Logic Took a Long Time to Refine

We don't want you to think all of these theories of logic happened overnight. Logic and reasoning have evolved over thousands of years. The ideas are still the same, but the methods have been documented and examined. Scientists are now able to take the ideas they have developed and apply them to new computer systems. You may have heard of Artificial Intelligence and fuzzy logic. Computers that use those methods of analysis are doing amazing things.

Back in the beginning, there was a guy in ancient Greece who started writing down a lot of these ideas. His name was Aristotle. He didn't invent this way of thinking; people had been using logic forever. Aristotle was just the first guy to start writing down the ideas and rules of what makes something a logical process.

Syllogistic Reasoning

Aristotle described something called syllogistic reasoning. A syllogism is an argument. Arguments are statements used when you describe things with logic. There are four different types of syllogistic arguments.

(1) All A's are B's (universal affirmative)
(2) No A's are B's (universal negative)
(3) Some A's are B's (particular affirmative)
(4) Some A's are not B's (particular negative)

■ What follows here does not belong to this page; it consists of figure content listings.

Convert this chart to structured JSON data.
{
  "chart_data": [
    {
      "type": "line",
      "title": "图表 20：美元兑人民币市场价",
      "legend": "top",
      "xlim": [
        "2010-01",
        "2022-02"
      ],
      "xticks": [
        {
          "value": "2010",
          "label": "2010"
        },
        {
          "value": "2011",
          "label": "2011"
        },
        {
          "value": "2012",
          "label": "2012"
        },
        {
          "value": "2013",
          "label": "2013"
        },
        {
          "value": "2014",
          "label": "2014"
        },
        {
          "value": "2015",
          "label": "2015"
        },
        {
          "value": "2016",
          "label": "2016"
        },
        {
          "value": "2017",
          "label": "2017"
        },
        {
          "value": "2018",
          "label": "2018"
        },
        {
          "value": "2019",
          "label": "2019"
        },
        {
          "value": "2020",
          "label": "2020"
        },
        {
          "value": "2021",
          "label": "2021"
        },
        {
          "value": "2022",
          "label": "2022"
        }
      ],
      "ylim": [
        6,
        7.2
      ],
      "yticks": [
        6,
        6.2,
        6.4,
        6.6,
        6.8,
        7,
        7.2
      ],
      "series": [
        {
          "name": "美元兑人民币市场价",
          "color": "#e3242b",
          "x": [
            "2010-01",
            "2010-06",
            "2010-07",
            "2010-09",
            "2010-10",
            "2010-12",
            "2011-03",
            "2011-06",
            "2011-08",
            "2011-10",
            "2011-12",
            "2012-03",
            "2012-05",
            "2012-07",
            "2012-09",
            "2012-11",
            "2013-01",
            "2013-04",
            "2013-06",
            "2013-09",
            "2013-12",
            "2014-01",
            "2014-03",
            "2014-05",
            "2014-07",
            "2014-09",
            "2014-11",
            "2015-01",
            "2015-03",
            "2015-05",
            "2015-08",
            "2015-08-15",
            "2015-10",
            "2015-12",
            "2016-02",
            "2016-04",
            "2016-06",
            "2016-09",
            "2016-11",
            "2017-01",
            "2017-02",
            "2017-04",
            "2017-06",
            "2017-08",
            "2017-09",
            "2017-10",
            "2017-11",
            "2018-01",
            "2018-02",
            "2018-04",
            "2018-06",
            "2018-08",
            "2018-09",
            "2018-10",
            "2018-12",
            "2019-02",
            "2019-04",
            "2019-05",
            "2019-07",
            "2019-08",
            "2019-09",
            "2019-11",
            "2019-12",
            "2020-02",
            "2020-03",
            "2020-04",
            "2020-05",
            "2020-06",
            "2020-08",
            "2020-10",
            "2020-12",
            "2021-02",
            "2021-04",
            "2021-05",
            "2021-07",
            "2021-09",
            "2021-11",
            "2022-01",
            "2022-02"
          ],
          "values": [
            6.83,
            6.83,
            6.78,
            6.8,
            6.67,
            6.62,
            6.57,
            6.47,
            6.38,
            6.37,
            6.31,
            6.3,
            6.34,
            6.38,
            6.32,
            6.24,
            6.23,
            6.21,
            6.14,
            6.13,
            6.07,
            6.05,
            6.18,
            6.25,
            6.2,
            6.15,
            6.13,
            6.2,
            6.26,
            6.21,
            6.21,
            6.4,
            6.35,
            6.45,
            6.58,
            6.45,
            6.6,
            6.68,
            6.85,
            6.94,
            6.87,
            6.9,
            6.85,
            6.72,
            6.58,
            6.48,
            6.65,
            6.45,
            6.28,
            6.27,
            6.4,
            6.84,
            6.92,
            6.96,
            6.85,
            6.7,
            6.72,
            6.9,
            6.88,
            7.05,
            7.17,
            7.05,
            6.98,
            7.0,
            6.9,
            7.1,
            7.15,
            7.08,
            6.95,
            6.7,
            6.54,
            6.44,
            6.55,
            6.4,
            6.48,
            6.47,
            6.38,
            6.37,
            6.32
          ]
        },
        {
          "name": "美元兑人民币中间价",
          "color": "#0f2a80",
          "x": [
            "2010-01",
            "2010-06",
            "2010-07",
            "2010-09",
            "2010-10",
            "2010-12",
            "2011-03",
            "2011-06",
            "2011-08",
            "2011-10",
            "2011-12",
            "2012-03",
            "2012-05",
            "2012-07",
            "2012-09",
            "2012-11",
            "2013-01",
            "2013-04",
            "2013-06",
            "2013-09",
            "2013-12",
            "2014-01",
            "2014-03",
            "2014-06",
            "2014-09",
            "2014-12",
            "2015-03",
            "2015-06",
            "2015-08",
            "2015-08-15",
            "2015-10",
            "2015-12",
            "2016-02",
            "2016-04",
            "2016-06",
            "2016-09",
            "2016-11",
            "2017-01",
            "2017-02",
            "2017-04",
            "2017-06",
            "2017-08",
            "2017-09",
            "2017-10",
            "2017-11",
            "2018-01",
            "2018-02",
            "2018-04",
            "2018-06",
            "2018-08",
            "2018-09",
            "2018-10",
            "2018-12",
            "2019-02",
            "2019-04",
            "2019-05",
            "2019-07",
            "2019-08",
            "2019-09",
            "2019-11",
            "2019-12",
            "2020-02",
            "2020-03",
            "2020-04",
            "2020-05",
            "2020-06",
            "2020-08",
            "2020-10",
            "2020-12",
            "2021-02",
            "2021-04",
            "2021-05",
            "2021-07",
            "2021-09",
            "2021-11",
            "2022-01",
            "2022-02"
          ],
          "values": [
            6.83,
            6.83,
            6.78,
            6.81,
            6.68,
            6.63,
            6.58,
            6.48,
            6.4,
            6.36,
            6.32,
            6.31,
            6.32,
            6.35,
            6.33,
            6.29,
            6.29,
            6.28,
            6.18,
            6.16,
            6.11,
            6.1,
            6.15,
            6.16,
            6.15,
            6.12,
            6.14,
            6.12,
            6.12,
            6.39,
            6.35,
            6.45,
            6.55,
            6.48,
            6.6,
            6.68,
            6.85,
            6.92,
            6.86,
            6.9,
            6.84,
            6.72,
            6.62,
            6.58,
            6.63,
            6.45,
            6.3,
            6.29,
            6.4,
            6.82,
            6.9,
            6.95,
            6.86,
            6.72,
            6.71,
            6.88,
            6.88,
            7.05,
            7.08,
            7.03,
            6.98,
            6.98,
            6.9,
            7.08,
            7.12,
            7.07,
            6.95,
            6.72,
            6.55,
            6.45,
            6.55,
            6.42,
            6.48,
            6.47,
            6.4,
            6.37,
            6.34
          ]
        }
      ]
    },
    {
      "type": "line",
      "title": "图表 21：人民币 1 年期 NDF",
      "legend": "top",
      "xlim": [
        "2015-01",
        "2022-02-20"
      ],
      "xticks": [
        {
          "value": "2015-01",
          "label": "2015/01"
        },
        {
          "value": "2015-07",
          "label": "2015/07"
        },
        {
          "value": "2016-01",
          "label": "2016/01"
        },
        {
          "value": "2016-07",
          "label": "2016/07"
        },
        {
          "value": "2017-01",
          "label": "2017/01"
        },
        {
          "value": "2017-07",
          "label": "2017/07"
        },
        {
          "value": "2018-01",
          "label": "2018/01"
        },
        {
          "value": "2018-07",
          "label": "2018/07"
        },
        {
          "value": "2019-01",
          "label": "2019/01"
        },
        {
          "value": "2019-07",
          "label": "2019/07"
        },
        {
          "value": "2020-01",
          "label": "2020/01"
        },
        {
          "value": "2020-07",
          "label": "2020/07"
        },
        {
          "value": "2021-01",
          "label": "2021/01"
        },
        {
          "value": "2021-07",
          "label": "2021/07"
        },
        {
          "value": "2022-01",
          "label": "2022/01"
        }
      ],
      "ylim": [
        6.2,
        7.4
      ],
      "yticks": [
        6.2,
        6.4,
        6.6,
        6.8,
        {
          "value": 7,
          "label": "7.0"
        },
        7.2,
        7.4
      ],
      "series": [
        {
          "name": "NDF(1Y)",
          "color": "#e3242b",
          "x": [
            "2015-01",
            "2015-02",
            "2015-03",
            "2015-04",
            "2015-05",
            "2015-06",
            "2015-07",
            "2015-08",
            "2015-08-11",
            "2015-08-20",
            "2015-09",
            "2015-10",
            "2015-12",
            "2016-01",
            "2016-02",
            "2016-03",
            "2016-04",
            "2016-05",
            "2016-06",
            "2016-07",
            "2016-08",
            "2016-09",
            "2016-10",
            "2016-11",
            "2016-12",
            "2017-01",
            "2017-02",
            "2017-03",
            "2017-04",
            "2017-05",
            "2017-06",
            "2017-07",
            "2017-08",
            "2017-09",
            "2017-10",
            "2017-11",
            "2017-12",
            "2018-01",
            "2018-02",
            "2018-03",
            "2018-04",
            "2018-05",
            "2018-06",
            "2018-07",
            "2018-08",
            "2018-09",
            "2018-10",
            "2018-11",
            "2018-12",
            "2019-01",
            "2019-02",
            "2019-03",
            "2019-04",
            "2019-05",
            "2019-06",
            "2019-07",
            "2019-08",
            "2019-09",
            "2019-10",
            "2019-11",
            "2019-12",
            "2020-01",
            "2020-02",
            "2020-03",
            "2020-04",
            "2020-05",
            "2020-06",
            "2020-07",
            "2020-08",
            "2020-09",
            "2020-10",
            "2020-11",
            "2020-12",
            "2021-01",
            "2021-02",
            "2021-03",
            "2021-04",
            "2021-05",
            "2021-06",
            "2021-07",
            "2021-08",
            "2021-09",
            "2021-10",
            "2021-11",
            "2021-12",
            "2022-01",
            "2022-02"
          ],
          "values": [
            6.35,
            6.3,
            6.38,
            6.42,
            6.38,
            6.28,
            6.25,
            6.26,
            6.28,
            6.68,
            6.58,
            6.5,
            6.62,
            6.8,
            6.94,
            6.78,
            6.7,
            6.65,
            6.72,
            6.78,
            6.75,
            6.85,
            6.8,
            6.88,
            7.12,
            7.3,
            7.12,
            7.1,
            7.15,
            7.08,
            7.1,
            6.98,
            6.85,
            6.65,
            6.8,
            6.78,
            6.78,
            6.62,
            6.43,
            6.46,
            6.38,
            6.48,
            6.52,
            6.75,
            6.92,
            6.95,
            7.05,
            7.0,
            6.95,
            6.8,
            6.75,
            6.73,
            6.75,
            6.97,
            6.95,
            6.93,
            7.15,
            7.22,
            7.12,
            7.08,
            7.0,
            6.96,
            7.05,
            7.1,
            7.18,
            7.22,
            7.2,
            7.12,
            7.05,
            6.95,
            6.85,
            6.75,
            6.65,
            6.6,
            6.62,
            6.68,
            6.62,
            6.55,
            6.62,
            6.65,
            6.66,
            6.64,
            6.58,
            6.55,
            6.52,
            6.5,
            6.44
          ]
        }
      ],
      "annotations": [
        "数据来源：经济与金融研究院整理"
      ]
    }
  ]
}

If you look at these statements, they all start with the basic idea that A (a thing) exists. You can't make any of those four statements if A does not exist or is not true.

As logic has evolved, modern logic has changed the first statement to say, "If something is A, then it is also B." It can get a bit confusing. For many scientists, logic is a completely separate branch of science and philosophy. Don't worry if you don't get it from our quick overview. Try this example.

(1) All cats are animals (universal affirmative)
(2) No cats are plants (universal negative)
(3) Some animals are cats (particular affirmative)
(4) Some animals are not cats (particular negative)

Each of these arguments (statements) is true and they all are examples of the four different types of syllogistic arguments.